Remember this Simpsons bit with Krusty about hemorrhoids and riding bikes?
That “I can ride a bike again!” idea jumps into my head a lot (more often than a person should really think about hemorrhoids…probably). I think about it in conjunction with that “It’s just like riding a bike” expression used to refer to an activity that, once learned, becomes so second nature that it can be engaged again without effort even if it’s been a long time since the last time you engaged the activity.
I’ve been improvising on stage since I was 12. Over the subsequent years I’ve learned a lot and logged a lot of hours on stage. You might think at this point – even if I were to step away from improv for a while – I could get on stage with anyone anywhere and it’d be “just like riding a bike.”
But then there are those damn hemorrhoids. Once you get decent at something you can get in your head about not wanting to fall back below that level of competence you’ve reached, and that fear actually undermines the effort. God forbid you start teaching so that every time you get on stage in front of students your mind goes to “putting your money where your mouth is” instead of putting your mind in the moment. And, heavens to Betsy, one day you’ll be on the old side of this young person’s hobby and you’ll feel that while you’re taking stage time those whippersnappers are thinking you should be put out to pasture. Hemorrhoids!
On top of that, you might be committing the worst sins of the old improviser: You and your team aren’t practicing and don’t have a coach. So you are feeling all the pressure in the world to succeed on stage and eschewing the thing that your ensemble needs to succeed.
Yes, “you” is “me.” These are my hemorrhoids, my sins. Riding a bike was hard.
But guess what? “I can ride a bike again!” And the fix? Preparation (H).
We committed to practicing regularly. Narcs, our team of veteran improvisers had played with each plenty over the years; we just hadn’t ever learned together. We needed time to play together off stage to reduce the amount of pressure we felt when on stage. We needed to be able to try things where we were okay failing at them.
We got a coach. We entertained the notion of rotating coaches from our cast. We are our company’s most experienced improvisers and we hold most of the leadership positions – so, c’mon, who would we respect and who would have the guts to tell us what to do? Well… one of our hemorrhoids was “being on the same page” and rotating cast members as coaches would have had us jumping from page to page and would be unlikely to provide a consistent narrative. We needed someone to direct us from outside.

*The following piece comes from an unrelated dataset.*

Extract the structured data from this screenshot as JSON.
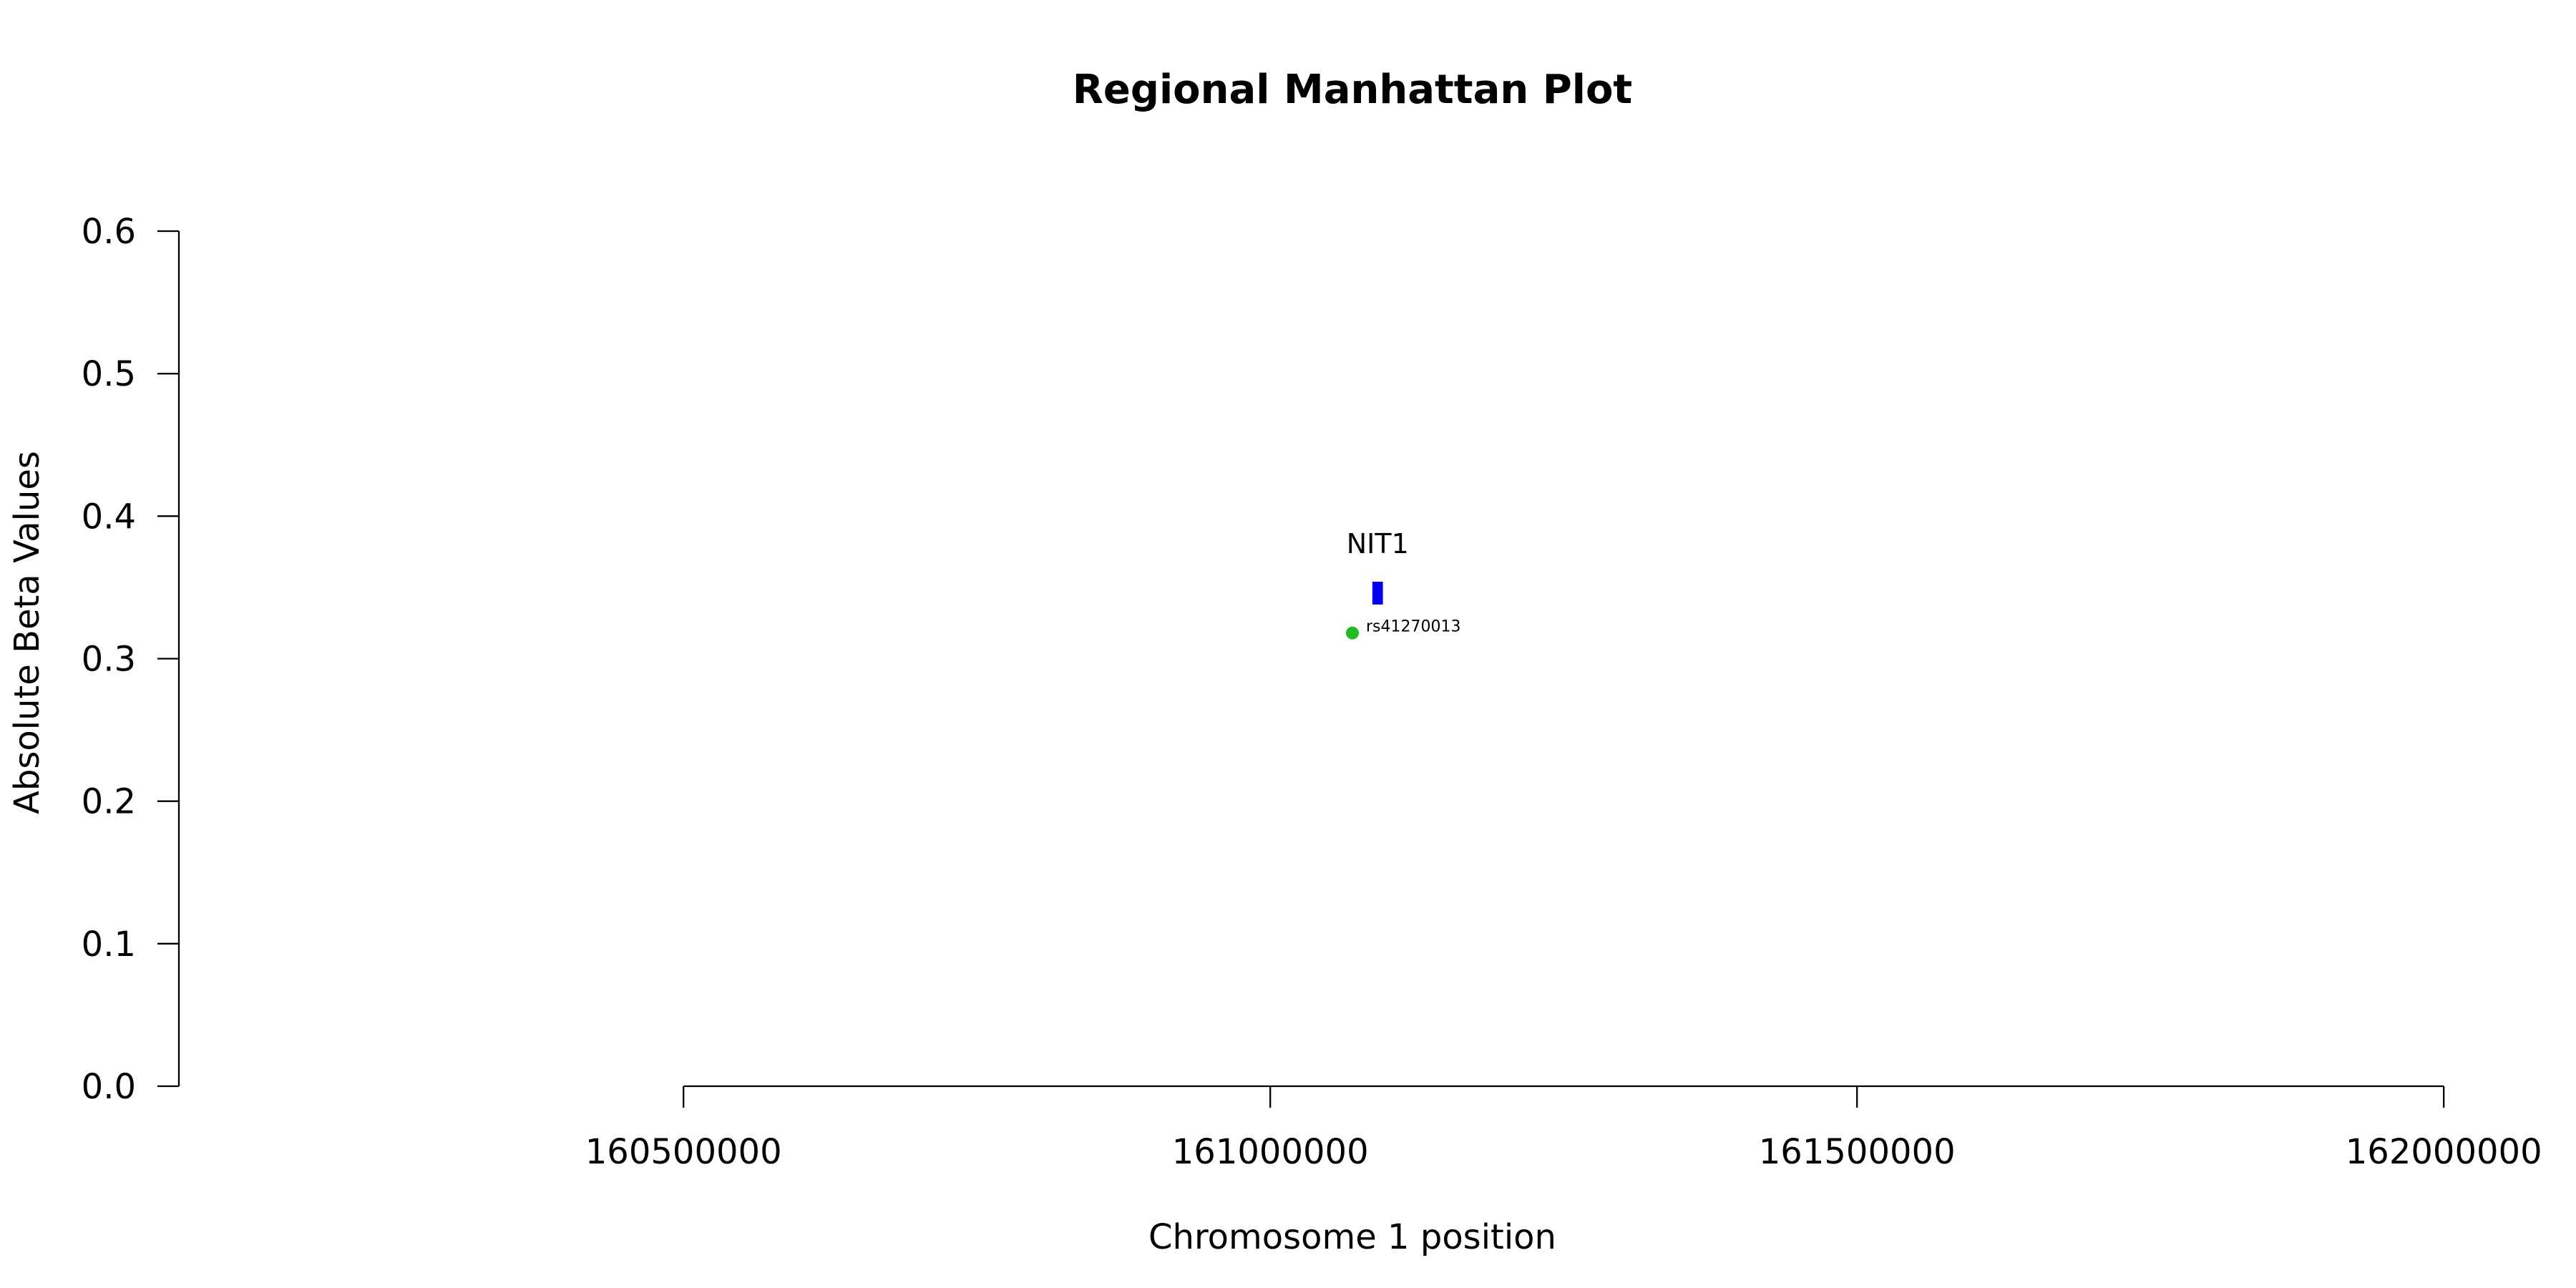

We got Elizabeth Byland to be our coach. “EB” recently came to Richmond as an adjunct professor in the Virginia Commonwealth University Department of Theatre. And “EB” is awesome – an awesome person, an awesome improviser, and awesomely exactly what the doctor ordered.
“My teaching centers on playing together,” she told us that first night. “We want to be having fun with one another.”
And for our first warm-up she presented us with a Koosh Ball. We stood in a circle and batted the ball around. You could hit it as many times as you could. We just had to count out-loud together how many times we hit it. And when it hit the ground we cheered, picked it up, and started over.
What did that have to do with improv? Well, I found myself focused out on my friends playing a game together. There were no mechanics to be in one’s head about. There was no goal to reach nor any harm in the ball dropping.
We. Were. Just. Having. Fun. Together.
And guess what? That fun? That sense of play? Being focused outward on what’s happening instead of being in our heads worrying about what’s next? That all transferred to stage.
Here’s the show that followed that first practice –
Performers are Patrick Gantz, Matt Newman, Summer McCarley, Matt Micou and David Pijor
It’s not “the best” show. But, oh man, listen to the audience LOVE it.
And. It. Was. FUN!!!
We had fun with discovery. With stage picture. With endowments.
We had fun together!
We had fun with big choices. With creative mechanics. With chaos and quiet.
We had fun together!
There’s no money in improv. There’s little fame and even less glory.
There is absolutely no reason to do this stupid thing unless you’re having fun doing it.
It’s improv’s most simple truth. And yet it’s so easy to lose sight of when one’s focus gets drawn into their navel.
I had become too concerned, too careful, too caught up. I wasn’t having fun. And I was falling off my bike.
Thanks to EB and my Coalition friends, “I can ride a bike again.”
I’ll fall off again. I’m sure of it. But that’s why I wrote this post: To remind me of the only thing I need to know.